Des lycéens font une découverte-classe sur l’ONU à Brazzaville

Le Centre d’information des Nations Unies (CINU) a organisé le 23 octobre à Brazzaville, une journée portes ouvertes au profit des lycéens congolais sur la vie de l’Organisation des...

Le Centre d’information des Nations Unies (CINU) a organisé le 23 octobre à Brazzaville, une journée portes ouvertes au profit des lycéens congolais sur la vie de l’Organisation des Nations Unies (ONU). Chaque agence du système des Nations Unies basée dans la capitale congolaise a présenté aux élèves ses missions, ses activités et ses projets.

Les journées porte ouverte de l’ONU a été une façon pour le Centre d’information des Nations Unies (CINU) de parfaire les connaissances des écoliers congolais sur les objectifs durables de développement (ODD).
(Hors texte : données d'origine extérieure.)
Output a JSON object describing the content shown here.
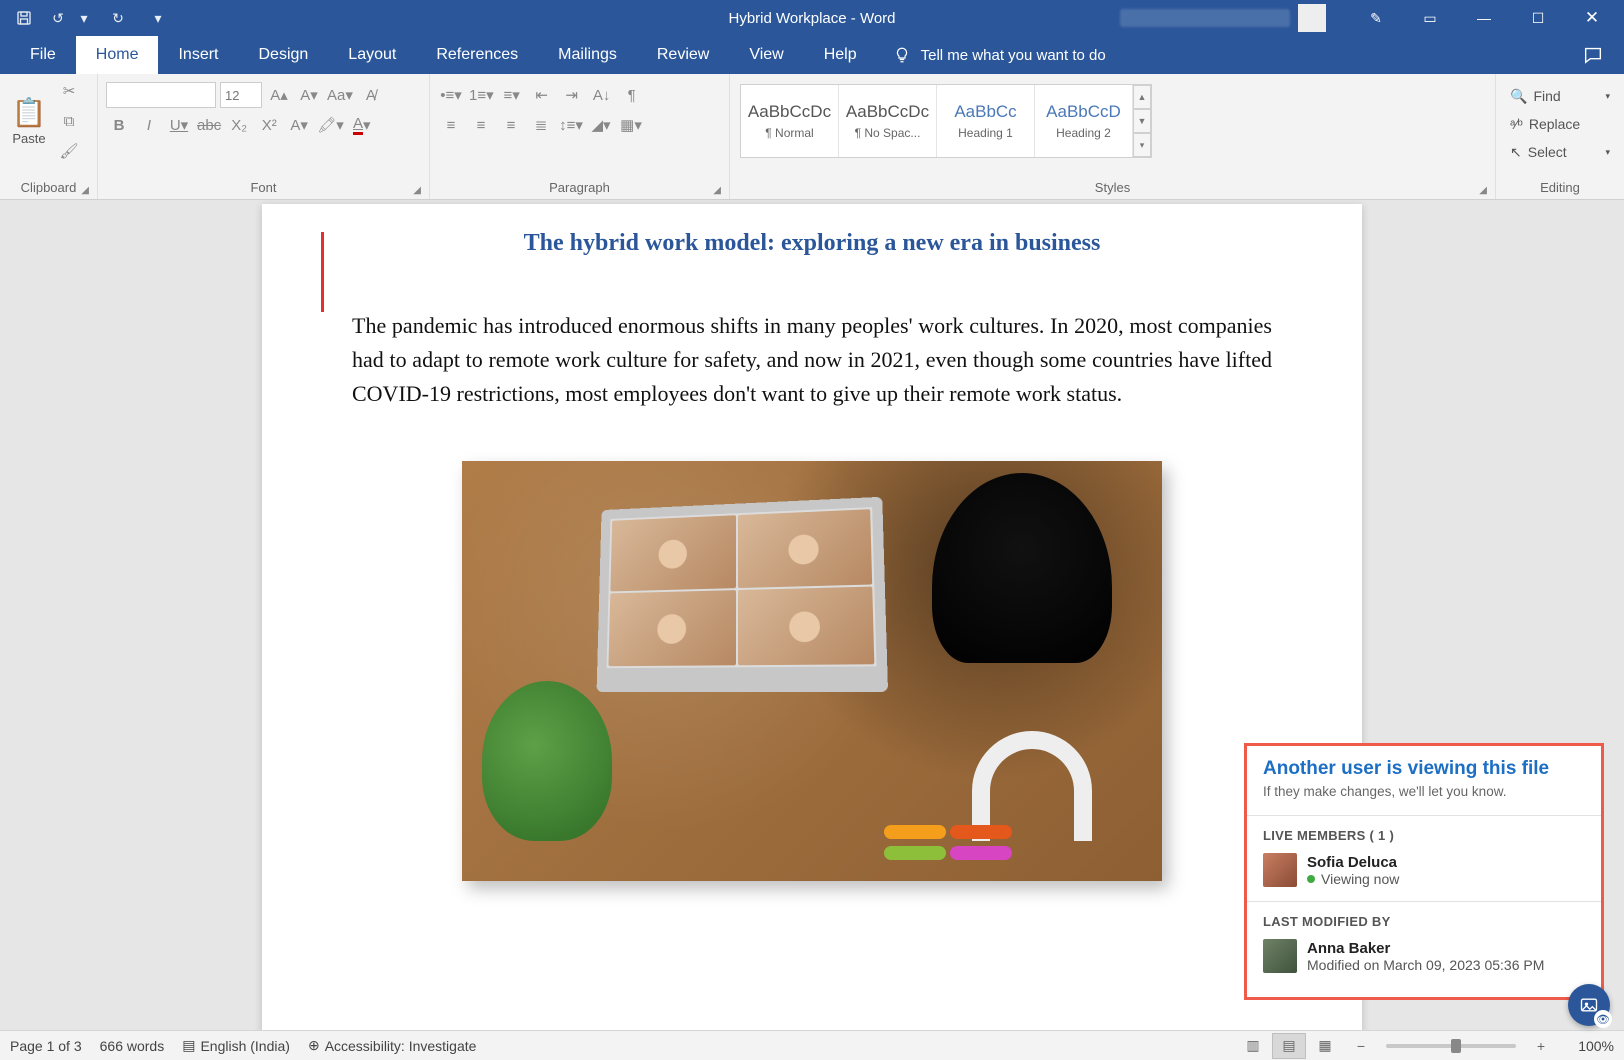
{
  "titlebar": {
    "doc_name": "Hybrid Workplace",
    "app_name": "Word",
    "separator": "  -  "
  },
  "tabs": {
    "file": "File",
    "home": "Home",
    "insert": "Insert",
    "design": "Design",
    "layout": "Layout",
    "references": "References",
    "mailings": "Mailings",
    "review": "Review",
    "view": "View",
    "help": "Help",
    "tellme": "Tell me what you want to do"
  },
  "ribbon": {
    "clipboard": {
      "paste": "Paste",
      "label": "Clipboard"
    },
    "font": {
      "size": "12",
      "label": "Font"
    },
    "paragraph": {
      "label": "Paragraph"
    },
    "styles": {
      "label": "Styles",
      "items": [
        {
          "preview": "AaBbCcDc",
          "name": "¶ Normal"
        },
        {
          "preview": "AaBbCcDc",
          "name": "¶ No Spac..."
        },
        {
          "preview": "AaBbCc",
          "name": "Heading 1"
        },
        {
          "preview": "AaBbCcD",
          "name": "Heading 2"
        }
      ]
    },
    "editing": {
      "find": "Find",
      "replace": "Replace",
      "select": "Select",
      "label": "Editing"
    }
  },
  "document": {
    "title": "The hybrid work model: exploring a new era in business",
    "para1": "The pandemic has introduced enormous shifts in many peoples' work cultures. In 2020, most companies had to adapt to remote work culture for safety, and now in 2021, even though some countries have lifted COVID-19 restrictions, most employees don't want to give up their remote work status."
  },
  "notification": {
    "heading": "Another user is viewing this file",
    "sub": "If they make changes, we'll let you know.",
    "live_label": "LIVE MEMBERS ( 1 )",
    "live_member": {
      "name": "Sofia Deluca",
      "status": "Viewing now"
    },
    "mod_label": "LAST MODIFIED BY",
    "mod_member": {
      "name": "Anna Baker",
      "status": "Modified on March 09, 2023 05:36 PM"
    }
  },
  "statusbar": {
    "page": "Page 1 of 3",
    "words": "666 words",
    "lang": "English (India)",
    "access": "Accessibility: Investigate",
    "zoom": "100%"
  }
}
«Nous avons voulu porter notre choix sur les lycéens dans le but de leur permettre de s’approprier les 17 objectifs de développement durables relatif aux activités exercées dans les pays membres afin d’atteindre un certain niveau de croissance. L’enjeu a été celui de pousser «l’avenir de demain» à rendre ces activités réalisables», a affirmé Prosper Mihindou, responsable de la communication au CINU.

C’est dans ce cadre que le chargé à la communication auprès d’UNHCR, Mohamed A.G. Assory et l’administratrice associée à la réinsertion, Aline Découzon, ont entretenu les enfants sur le rôle de cette structure protectrice des réfugiés. Les élèves n’ont pas hésité de poser des questions autour des statuts de réfugié, rapatrié, déplacé, exilé.
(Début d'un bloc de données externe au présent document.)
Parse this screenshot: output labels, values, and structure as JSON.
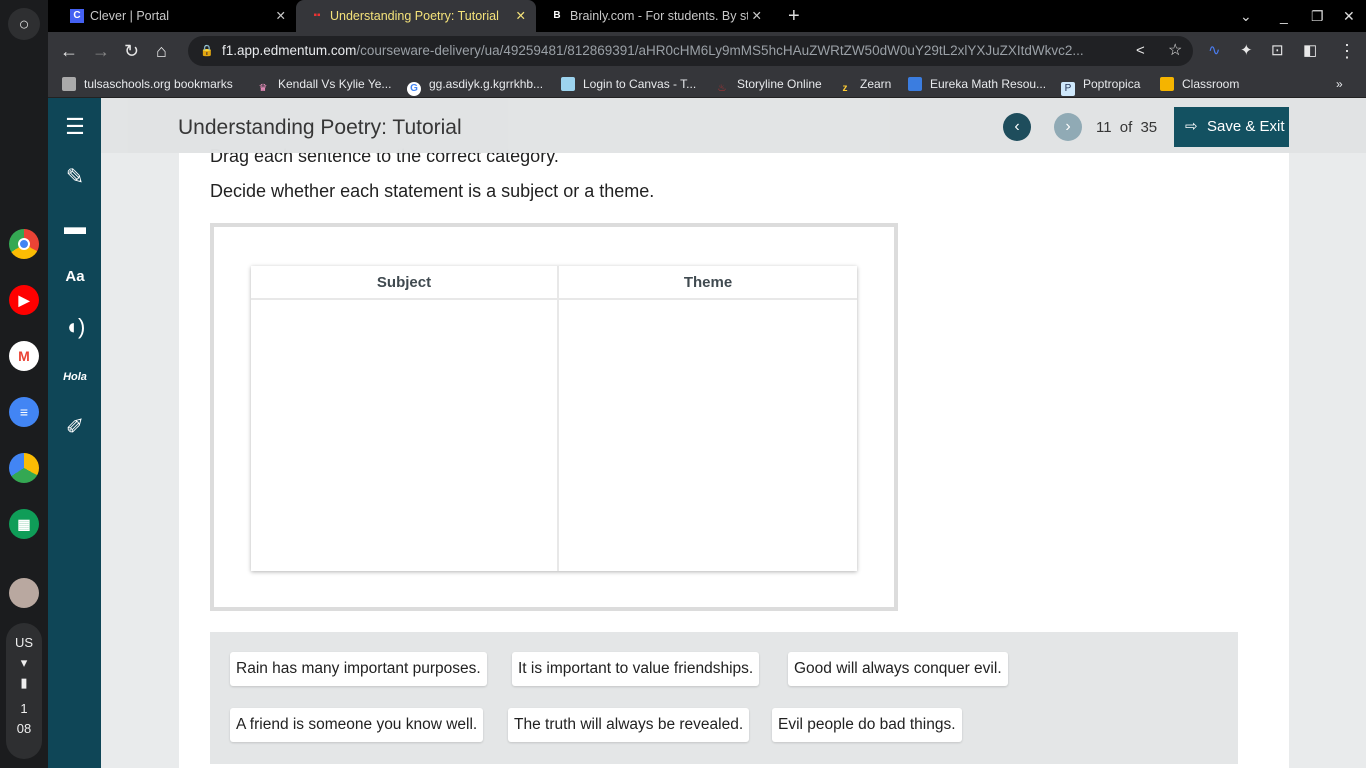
{
  "browser": {
    "tabs": [
      {
        "label": "Clever | Portal"
      },
      {
        "label": "Understanding Poetry: Tutorial"
      },
      {
        "label": "Brainly.com - For students. By st"
      }
    ],
    "url_host": "f1.app.edmentum.com",
    "url_path": "/courseware-delivery/ua/49259481/812869391/aHR0cHM6Ly9mMS5hcHAuZWRtZW50dW0uY29tL2xlYXJuZXItdWkvc2...",
    "bookmarks": [
      "tulsaschools.org bookmarks",
      "Kendall Vs Kylie Ye...",
      "gg.asdiyk.g.kgrrkhb...",
      "Login to Canvas - T...",
      "Storyline Online",
      "Zearn",
      "Eureka Math Resou...",
      "Poptropica",
      "Classroom"
    ]
  },
  "shelf": {
    "locale": "US",
    "time_h": "1",
    "time_m": "08"
  },
  "header": {
    "title": "Understanding Poetry: Tutorial",
    "current": "11",
    "of": "of",
    "total": "35",
    "save_label": "Save & Exit"
  },
  "question": {
    "instruction1": "Drag each sentence to the correct category.",
    "instruction2": "Decide whether each statement is a subject or a theme.",
    "categories": [
      "Subject",
      "Theme"
    ],
    "chips": [
      "Rain has many important purposes.",
      "It is important to value friendships.",
      "Good will always conquer evil.",
      "A friend is someone you know well.",
      "The truth will always be revealed.",
      "Evil people do bad things."
    ]
  },
  "colors": {
    "sidebar": "#0f4657",
    "save": "#0f4e5f",
    "active_tab_text": "#f4e27a"
  }
}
Pour rendre la séance attractive, les organisateurs ont procédé par le «connais-toi toi-même». Ils ont ainsi posé des questions aux écoliers qui, dans leurs réponses, ont compris qu’ils ignoraient en fait ce qu’ils savaient déjà.

Amour Bongo, en classe de terminale D, a voulu connaitre l’apport du CINU dans un Congo où les droits de l’homme semblent être bafoués.
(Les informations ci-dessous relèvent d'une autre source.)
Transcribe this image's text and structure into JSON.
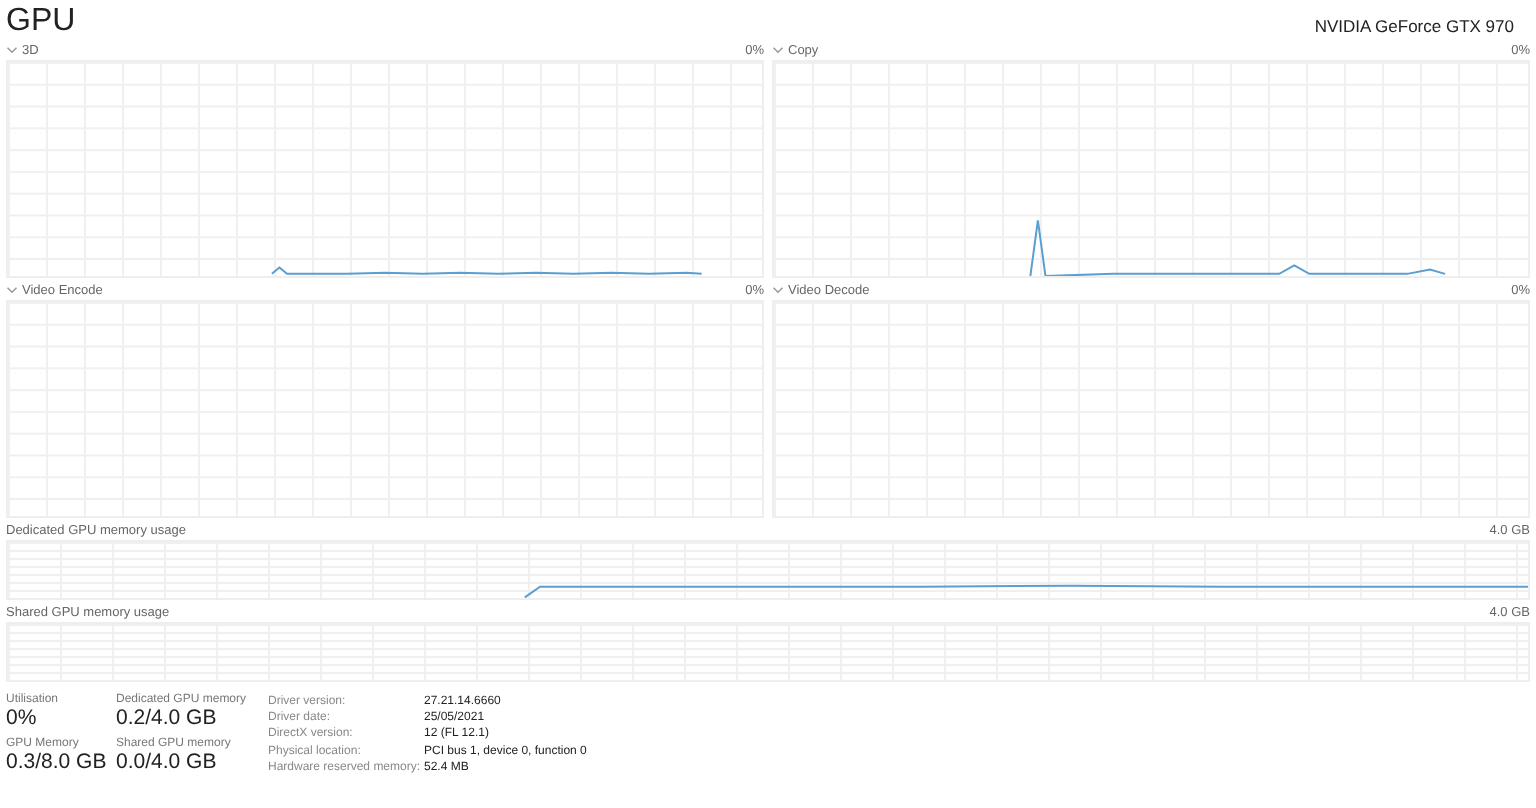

La documentaliste du CINU, Alix Irma Mavoungou Biatsi lui a expliqué que le Congo est avant tout un pays souverain, maître de ses propres lois et principes. Poursuivant ses propos, elle a indiqué que l’ONU ne peut en aucun cas se plaire à les défaire pour imposer les siennes. « Les Etats qui ratifient et adhérent au système, à l’instar du Congo, restent tout au moins responsables de leurs faits et gestes », a-t-elle conclu.

« Le CINU, par l’entremise de l’ONU, œuvre en vue d’apporter un appui aux textes qui existent déjà et qui régissent le système congolais dans le but d’y maintenir la paix. C’est ainsi qu’il mène des actions et travaille de connivence avec tous les ministères de la place pour assurer entre autres la protection des ressources naturelles », a précisé Alix Irma Mavoungou Biatsi.

De son côté, Claude Mabiala Ngoma a, sous la demande de l’élève Ndazi Goma Raphaël de la terminale D, établi la différence entre le rôle du Fonds pour l’alimentation et l’agriculture (FAO) et le programme alimentaire mondial (PAM). «L’un  contribue à l’exercice  des activités prioritaires définis par un Etat et l’autre apporte des dons aux pays démunis », a-t-il dit.

La journée porte ouverte, prélude à la journée des Nations Unies célébrée le 24 octobre de chaque année, s’est avérée bénéfique aux apprenants qui sont passées de stand en stand s’informer auprès des cadres de différentes divisions de l’Organisation des Nations unies (ONU) mobilisés pour la circonstance.

Le CINU a vu le jour une année après la création de l’Organisation des nations unies (ONU) le 24 octobre 1945.